Sausage and meatballs made from raccoon meat – what sounds bizarre has now brought a game butcher to local fame. How do you come up with such an idea?
An unusual picture in Michael Reiß’s slaughter room: a killed raccoon hanging on a meat hook. It’s slaughter day for a number of the small predators in the poacher’s hut in Kade. In the end, raccoon meatballs and raccoon sausages end up in Reiss’s cooling room.
The 45-year-old has not been a game butcher for long. In summer 2022 he received EU approval for game processing. Within a year, he had become a local celebrity with his raccoon sausages. Customers now even come to him in Jerichower Land in Saxony-Anhalt from Berlin and Leipzig. But how did he come up with this unusual idea?
After founding his company, the district became aware of him and invited him to the Green Week agricultural fair in Berlin as a representative of the district. “It rattled inside me. “Do you want to go there now with a deer salami that every district has?” says Reiß. “It had to be something special.” One evening the idea came to him: “We catch a lot of raccoons and then we just throw them away. So I called the veterinary office: “Man, can I process raccoons too?”
Raccoon cutlets? “Are you serious?”
The authorities explained to Reiß that the animals had to be examined for parasites, then he could get started. A “ball” is best suited as an “appetizer” for Green Week. So Reiß ended up with the raccoon meatball.
At the Green Week at the beginning of 2023, the visitors were initially amazed. “Are you kidding us?” and “Are you serious?” were the first reactions of many. “Many people decided to take the plunge,” says Reiß. The feedback was mostly positive.
After Green Week, he added the balls to his range, says Reiß. He also created a bratwurst made from raccoon meat for his food truck. The “raccoon breakfast meat” is now also available canned in jars for shipping. Mass production is not his goal, says Reiss. He wants to encourage one or the other to “set up their own trap and get this invasive species under control.”
Raccoons cause a lot of damage
According to hunters, the animals cause enormous damage to nature. They cleared out nesting boxes, destroyed tree hollows and ground nests and even ate aquatic creatures such as young pond turtles, said a spokesman for the Brandenburg State Hunting Association. “Raccoons can really do everything – except fly – and always seem to have a screwdriver with them to open nest boxes.”
According to the association, around 30,000 raccoons were shot in Brandenburg alone in the 2022/23 hunting year, almost ten percent more than in the previous hunting year. But that is far from enough, explained the association spokesman. The inventory is expanding “dramatically” in some cases.

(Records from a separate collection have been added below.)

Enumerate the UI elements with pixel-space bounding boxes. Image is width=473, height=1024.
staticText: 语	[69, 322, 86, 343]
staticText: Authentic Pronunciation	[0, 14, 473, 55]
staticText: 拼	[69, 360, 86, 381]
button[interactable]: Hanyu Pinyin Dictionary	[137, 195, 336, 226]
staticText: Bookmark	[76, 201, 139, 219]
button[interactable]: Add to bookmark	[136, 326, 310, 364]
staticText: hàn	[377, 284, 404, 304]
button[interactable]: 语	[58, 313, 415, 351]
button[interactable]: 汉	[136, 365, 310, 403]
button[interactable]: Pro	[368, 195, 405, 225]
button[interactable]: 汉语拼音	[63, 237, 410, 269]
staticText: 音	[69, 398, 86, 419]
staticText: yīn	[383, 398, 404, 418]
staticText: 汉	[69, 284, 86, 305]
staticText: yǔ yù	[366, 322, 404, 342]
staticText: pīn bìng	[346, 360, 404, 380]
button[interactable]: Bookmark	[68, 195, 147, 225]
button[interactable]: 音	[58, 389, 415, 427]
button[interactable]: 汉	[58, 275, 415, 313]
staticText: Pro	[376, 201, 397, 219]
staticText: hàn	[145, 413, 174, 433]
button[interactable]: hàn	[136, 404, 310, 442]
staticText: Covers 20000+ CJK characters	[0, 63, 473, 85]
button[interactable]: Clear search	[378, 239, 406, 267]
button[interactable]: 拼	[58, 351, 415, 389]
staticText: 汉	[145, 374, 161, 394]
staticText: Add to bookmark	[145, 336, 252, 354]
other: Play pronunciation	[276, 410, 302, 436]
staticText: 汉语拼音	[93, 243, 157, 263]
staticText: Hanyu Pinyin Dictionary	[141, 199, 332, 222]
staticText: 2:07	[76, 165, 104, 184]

Some conservationists are of the opinion that the raccoon is now part of the local wildlife and therefore has the right to a peaceful existence, according to the German Nature Conservation Association. In most cases it is not possible to reduce populations through hunting or trapping anyway.

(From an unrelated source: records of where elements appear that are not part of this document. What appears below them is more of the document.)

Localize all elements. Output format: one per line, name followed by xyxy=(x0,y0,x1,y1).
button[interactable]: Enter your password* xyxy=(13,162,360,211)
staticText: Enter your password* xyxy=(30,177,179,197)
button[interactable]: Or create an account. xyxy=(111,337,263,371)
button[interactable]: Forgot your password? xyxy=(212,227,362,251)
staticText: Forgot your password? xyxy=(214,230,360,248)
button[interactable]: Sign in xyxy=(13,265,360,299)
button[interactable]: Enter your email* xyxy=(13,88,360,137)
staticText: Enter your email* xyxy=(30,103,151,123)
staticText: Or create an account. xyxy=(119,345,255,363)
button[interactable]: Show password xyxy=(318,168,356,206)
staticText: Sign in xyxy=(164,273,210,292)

Costs for meat inspection are high
Why do so few other butchers work with raccoon meat? “From a commercial perspective, this is probably a deterrent for some people,” says Reiß. The trichina test costs almost 14 euros per raccoon, plus the costs for the meat inspection and the 10 euros that he pays each hunter per animal killed. “That’s more than 25 euros in fixed costs without taking working time into account.” In contrast, there are only 1.5 to 2.5 kilograms of meat that he can get from the animal. “The profit margin is not the greatest,” explains Reiß. Still, it’s worth it for him. “Customers come to the farm shop and take four raccoon meatballs and another deer salami.”
“We don’t believe that a trend is developing here,” says the butchers’ guild in Berlin. Managing director Martin Stock says he knows raccoon processing primarily from the USA. “But I wasn’t impressed with either the taste or the consistency.”

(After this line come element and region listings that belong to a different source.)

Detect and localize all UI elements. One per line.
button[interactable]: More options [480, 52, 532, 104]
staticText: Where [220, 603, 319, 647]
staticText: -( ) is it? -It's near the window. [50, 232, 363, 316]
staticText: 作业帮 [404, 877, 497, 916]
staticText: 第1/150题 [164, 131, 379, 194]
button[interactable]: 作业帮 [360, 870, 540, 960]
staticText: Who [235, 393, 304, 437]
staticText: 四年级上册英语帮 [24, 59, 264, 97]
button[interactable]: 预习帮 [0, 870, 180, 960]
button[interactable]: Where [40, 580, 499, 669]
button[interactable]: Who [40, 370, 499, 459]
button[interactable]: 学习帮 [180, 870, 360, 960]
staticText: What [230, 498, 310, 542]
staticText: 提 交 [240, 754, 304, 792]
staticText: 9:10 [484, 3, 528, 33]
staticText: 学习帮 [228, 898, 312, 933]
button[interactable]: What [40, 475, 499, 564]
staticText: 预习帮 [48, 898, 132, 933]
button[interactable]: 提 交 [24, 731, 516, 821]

Raccoon meat is very soft, explains Reiss. A salami made from raccoon meat therefore does not become solid, and the animal’s fat is quite oily. “It’s more like a spreadable sausage.” According to his own statements, he adds around 30 percent pork fat to his meatballs for a better consistency.
Reiß received praise for his idea from the Ministry of the Environment in Brandenburg. “It always makes sense to process or utilize animals that are hunted (…) into food or fur products,” said a ministry spokesman when asked. However, there is still no funding for the shooting of animals.